Bu mitolojiler, insanın düşünce gelişiminde yeni adımlar attırmaktadır. Toplum kendisi için bir inanç gücü, inanç sistemi oluşturmaktadır. Din (çok tanrılı dinler denilen veya çok tanrıçalı) olgusu ilk kez bu şekilde oluşuyor. İlk inanç sistemi kadına olan inanç üzerinden gelişiyor. Totemle arasındaki fark, totem dar klan toplumunun inanç biçimidir. Totemi bir klan kimliği olarak ele alma vardır, ama bir ideolojik kimlik değildir, dine dönüşmüyor veya toplumsal bir sistem bunun etrafında örülmüyor. Ama bir inançtır, toplumun manevi gücüdür, dokunulmazlığı vardır. Toplum varlığını bununla ifadelendirmektedir. Ama mitolojilere gelindiği zaman bu bir ibadet tarzına dönüşmektedir. Önderlik tanrıça kültünü ilk ibadet biçimi olarak ele alıyor.

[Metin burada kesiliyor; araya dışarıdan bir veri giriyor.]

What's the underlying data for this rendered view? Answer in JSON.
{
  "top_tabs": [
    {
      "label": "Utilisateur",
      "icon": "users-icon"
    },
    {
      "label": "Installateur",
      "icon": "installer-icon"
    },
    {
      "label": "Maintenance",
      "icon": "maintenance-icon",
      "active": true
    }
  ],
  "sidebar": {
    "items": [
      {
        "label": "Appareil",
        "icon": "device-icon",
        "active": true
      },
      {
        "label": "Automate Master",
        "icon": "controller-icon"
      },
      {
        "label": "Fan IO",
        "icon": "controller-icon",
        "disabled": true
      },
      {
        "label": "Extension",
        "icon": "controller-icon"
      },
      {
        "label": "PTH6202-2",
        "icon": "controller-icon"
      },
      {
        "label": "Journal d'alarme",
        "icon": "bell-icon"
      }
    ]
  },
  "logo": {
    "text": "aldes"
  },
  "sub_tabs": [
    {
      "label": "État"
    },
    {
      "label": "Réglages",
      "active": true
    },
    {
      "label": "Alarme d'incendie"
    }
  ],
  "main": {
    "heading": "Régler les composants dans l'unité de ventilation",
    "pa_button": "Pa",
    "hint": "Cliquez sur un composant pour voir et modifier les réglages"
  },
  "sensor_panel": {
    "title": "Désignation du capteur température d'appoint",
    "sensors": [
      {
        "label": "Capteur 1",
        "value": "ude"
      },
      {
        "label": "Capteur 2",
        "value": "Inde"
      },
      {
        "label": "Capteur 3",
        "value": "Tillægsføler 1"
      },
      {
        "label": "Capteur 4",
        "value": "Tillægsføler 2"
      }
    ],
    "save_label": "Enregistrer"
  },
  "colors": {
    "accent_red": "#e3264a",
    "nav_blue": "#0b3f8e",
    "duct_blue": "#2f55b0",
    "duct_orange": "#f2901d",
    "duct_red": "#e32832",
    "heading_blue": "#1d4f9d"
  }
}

Bunun için tapınaklar oluşturulmaktadır, ama totemlerde bu yoktur. Ama ilk mitolojilerle birlikte kadın tapınakları oluşuyor. Bu mabetler kadına olan inanç üzerinden oluşuyor. Totem buna doğru bir temel oluşturuyor, fakat totemler için tapınaklar oluşturulmamıştır, mitolojiler ise bir ibadet tarzı oluşturduğu gibi bir inanç sistemi de geliştiriyor. Mitolojiler ve onun yarattığı tapınaklara dayalı ibadet tarzı toplumsallaşmayla bağlantılıdır, diğeri klan tarzı yaşamın ibadet tarzıdır. Totem inancında güç olarak gördüğüne bir inanış vardır, neolitik toplumda güç olarak görülen kadındır. Toplum kendi gücünü kadın kişiliğinde ve varlığında görüyor, böylelikle toplumsal güç kadın etrafında örülüyor. Bu da kadına inanma ve ibadeti geliştiriyor. İlk tapınaklar bu temelde şekilleniyor. Bu tapınaklardaki ibadet biçimi uygarlık sistemiyle beraber inşa edilen tapınaklardaki gibi değildir, toplumun bu tanrıçalara olan inancı ve ibadetiyle kendisine olan inancının kutsanması durumu vardır. Kadın heykelcikleri, heykelleri ilk kez bu tapınaklarda yapılıyor; bu, kadına olan inanışın büyüklüğünü ve gücünü gösteriyor.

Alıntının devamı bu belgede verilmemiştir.